New Zealand is not just one of the letter-writers; Mr Clegg outed us as the ring-leader. Following the Commonwealth heads of government meeting in Perth in October 2011, the Key government has lead the charge, jollying along the other "realms" to ensure all 15 old colonies, or as they like to say these days, "realms", put their monikers to a formal letter of consent.
And what are we consenting to? Well basically, to update the 300-year-old British law of succession, and allow an elder daughter to precede a younger son in the line of royal succession. The bill also proposes the "radical" step of allowing a person married to a Roman Catholic to become king or queen. But loyal Orangemen can put away the smelling salts. Catholics are still to be banned from the throne of New Zealand, Tuvalu, the Solomon Islands et al. Our head of state will have to swear an oath to maintain the Protestant religion.

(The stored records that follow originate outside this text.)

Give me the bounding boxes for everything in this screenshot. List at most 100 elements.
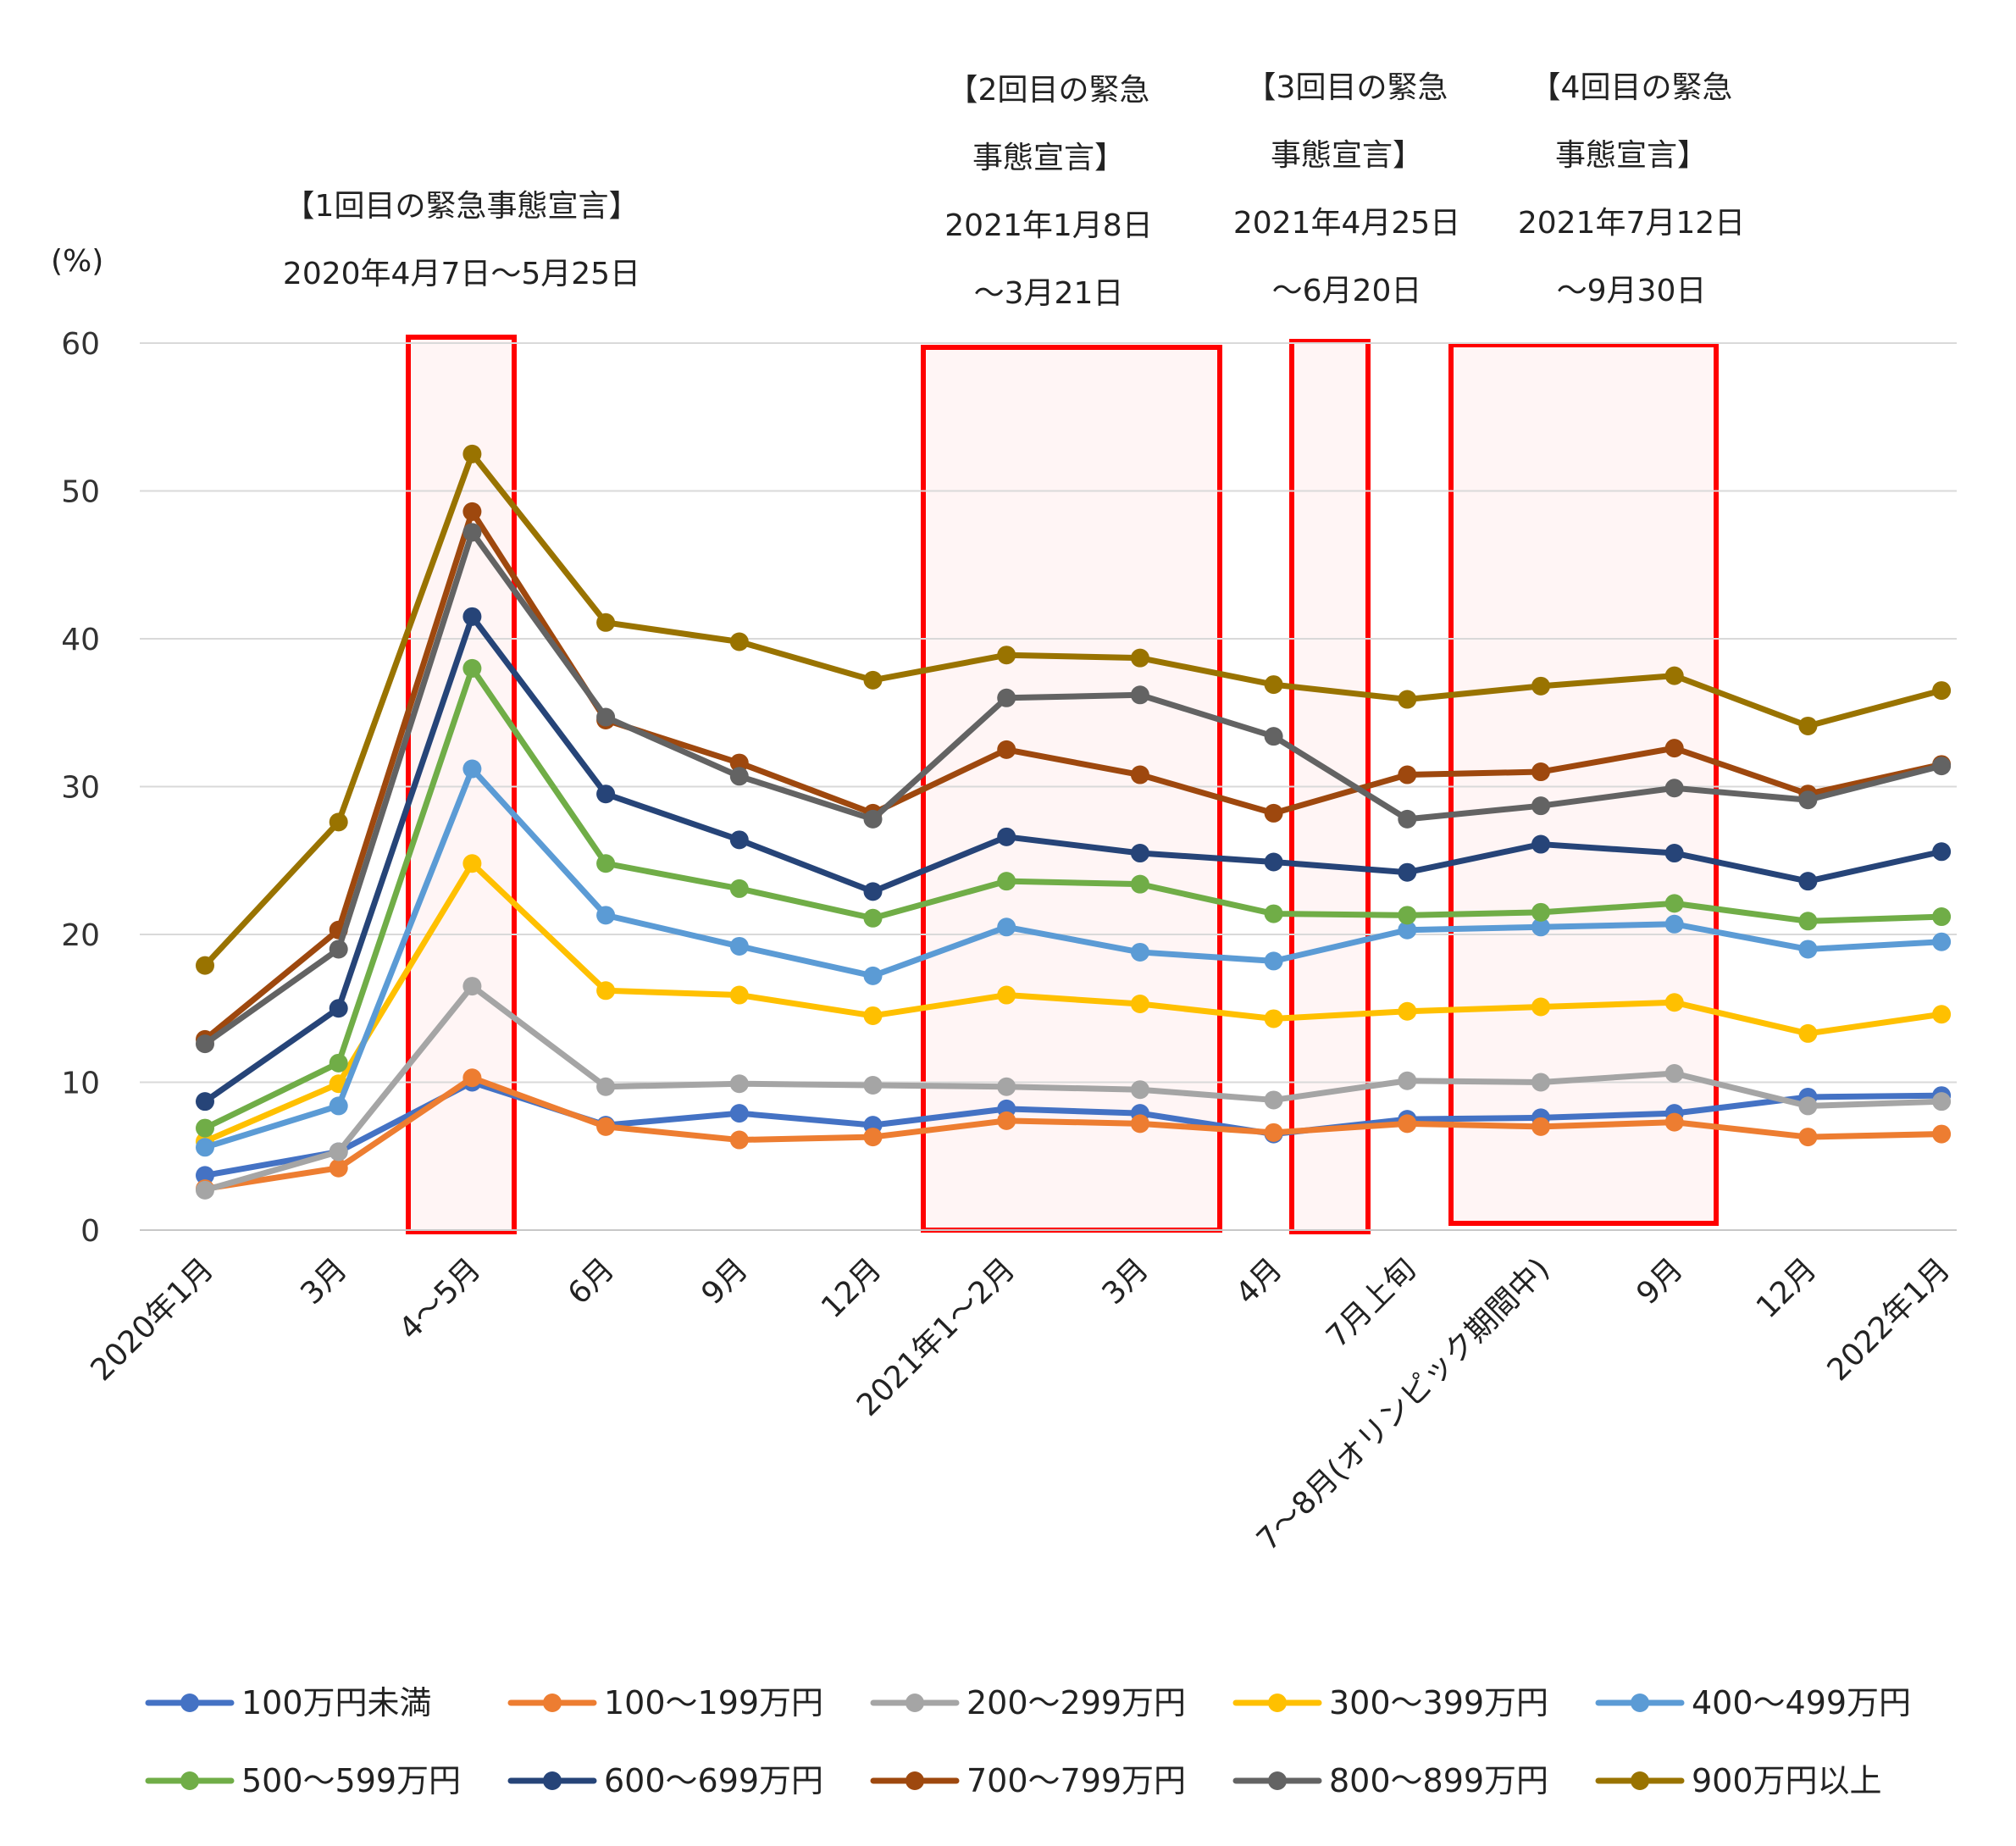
legend-label: 900万円以上 [1692, 1762, 1882, 1799]
legend-label: 100～199万円 [604, 1684, 823, 1721]
annotation-text: 【1回目の緊急事態宣言】 [285, 189, 640, 224]
data-point [462, 1068, 482, 1088]
y-tick-label: 10 [61, 1067, 100, 1101]
x-tick-label: 12月 [815, 1251, 889, 1325]
data-point [462, 658, 482, 678]
data-point [1130, 995, 1149, 1014]
x-tick-label: 7月上旬 [1320, 1251, 1423, 1355]
y-tick-label: 0 [80, 1214, 100, 1249]
annotation-text: 【4回目の緊急 [1531, 70, 1733, 105]
data-point [329, 1053, 348, 1073]
legend-item: 100～199万円 [507, 1684, 823, 1721]
data-point [729, 632, 749, 651]
data-point [1398, 862, 1417, 882]
data-point [196, 1180, 214, 1200]
data-point [196, 1034, 214, 1054]
series-line [202, 451, 1945, 969]
annotation-text: 2021年1月8日 [944, 208, 1152, 243]
x-tick-label: 3月 [294, 1251, 354, 1311]
legend-label: 600～699万円 [604, 1762, 823, 1799]
x-tick-label: 9月 [1630, 1251, 1690, 1311]
data-point [1664, 914, 1684, 934]
data-point [997, 985, 1016, 1005]
data-point [596, 854, 616, 873]
data-point [997, 646, 1016, 665]
x-tick-label: 3月 [1096, 1251, 1156, 1311]
annotation-text: 事態宣言】 [1555, 138, 1708, 173]
legend-marker [1631, 1771, 1649, 1790]
series-800～899万円 [196, 523, 1952, 1054]
data-point [1398, 765, 1417, 784]
legend-item: 700～799万円 [870, 1762, 1186, 1799]
data-point [1531, 997, 1550, 1017]
annotation-text: ～6月20日 [1272, 274, 1422, 308]
legend-label: 400～499万円 [1692, 1684, 1911, 1721]
series-300～399万円 [196, 854, 1952, 1151]
data-point [1130, 1114, 1149, 1134]
data-point [997, 1077, 1016, 1096]
data-point [596, 784, 616, 804]
legend-item: 800～899万円 [1232, 1762, 1548, 1799]
data-point [1531, 917, 1550, 937]
data-point [329, 940, 348, 959]
data-point [1798, 790, 1818, 810]
data-point [997, 1111, 1016, 1130]
data-point [329, 1096, 348, 1116]
data-point [1531, 902, 1550, 922]
data-point [596, 1077, 616, 1096]
legend-label: 300～399万円 [1329, 1684, 1548, 1721]
annotation-text: ～9月30日 [1557, 274, 1707, 308]
legend-marker [906, 1694, 924, 1712]
annotation-text: 事態宣言】 [972, 141, 1125, 175]
legend-marker [1268, 1771, 1287, 1790]
data-point [729, 753, 749, 773]
series-line [202, 766, 1945, 1150]
data-point [1130, 942, 1149, 962]
data-point [329, 999, 348, 1018]
annotation-text: 【3回目の緊急 [1246, 70, 1448, 105]
data-point [596, 1117, 616, 1136]
data-point [1932, 1005, 1952, 1024]
data-point [1398, 809, 1417, 829]
data-point [1264, 904, 1283, 923]
data-point [1130, 844, 1149, 863]
y-axis-unit-label: (%) [51, 244, 103, 279]
data-point [596, 981, 616, 1001]
emergency-box-1 [406, 335, 517, 1234]
data-point [462, 444, 482, 463]
series-line [202, 983, 1945, 1194]
data-point [1798, 716, 1818, 735]
y-tick-label: 40 [61, 623, 100, 657]
x-tick-label: 4月 [1229, 1251, 1289, 1311]
data-point [1264, 675, 1283, 695]
data-point [1664, 844, 1684, 863]
data-point [997, 740, 1016, 759]
legend: 100万円未満 100～199万円 200～299万円 300～399万円 400～49… [145, 1684, 1911, 1799]
data-point [1398, 920, 1417, 940]
data-point [863, 1128, 883, 1147]
data-point [1932, 907, 1952, 927]
legend-item: 600～699万円 [507, 1762, 823, 1799]
series-500～599万円 [196, 658, 1952, 1138]
y-tick-label: 20 [61, 918, 100, 953]
data-point [1798, 1128, 1818, 1147]
data-point [729, 767, 749, 786]
y-tick-label: 50 [61, 475, 100, 510]
data-point [196, 1166, 214, 1185]
data-point [1531, 676, 1550, 696]
data-point [329, 812, 348, 832]
x-tick-label: 6月 [562, 1251, 622, 1311]
data-point [729, 1130, 749, 1150]
data-point [1130, 874, 1149, 894]
data-point [196, 1092, 214, 1111]
x-tick-label: 12月 [1750, 1251, 1824, 1325]
data-point [1798, 940, 1818, 959]
data-point [1130, 685, 1149, 705]
series-line [202, 508, 1945, 1043]
data-point [1398, 906, 1417, 925]
data-point [1664, 779, 1684, 798]
legend-item: 500～599万円 [145, 1762, 461, 1799]
data-point [196, 956, 214, 975]
data-point [863, 809, 883, 829]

The game of charades Ms Collins wants our MPs to play is a joke on our democracy on many levels. For a start, as Mr Clegg has already pointed out, it's a done deal. Mr Key has already reassured the British that he's got not just New Zealand but every other former colony that still hangs on to the British royal coat-tails sewn up. Give that man a knighthood.
Mr Clegg risibly argued in the British Parliament that the changes would bring the monarchy into the 21st century by ending a system based on the "supposed superiority of men". He also claimed "we don't support laws which discriminate on either religious or gender grounds", while ignoring the continuing prejudice against Catholics taking the throne.
How a liberal-minded modern politician can see any form of inherited monarchy as 21st century is beyond me. Especially one living in a realm on the other side of the globe from the home of said royal head of state. Suggesting this law change is a victory for human rights is a joke as far as ordinary Britons and New Zealanders are concerned. It doesn't help any one of us becoming head of state of the democracy we live in.
All this law change offers is to bring gender equality to a select line of blue-bloods who can claim legitimate descent from the 17th-century Electress Sophia of Hanover, the Protestant grand-daughter of James VI of Scotland/James I of England. She or he will also be able to marry "a Papist" as well, without losing their rights to the throne. What any of this has to do with the multicultural, multi-ethnic little democracy we've built for ourselves down here in the Pacific, Ms Collins and Mr Key have yet to explain.
Our Bill of Rights bans discrimination on a variety of grounds, religion and ethnicity among them. Yet here our parliamentarians are being asked to back a law that restricts the highest office in the land to the winner of a foreign lottery which none of us enter.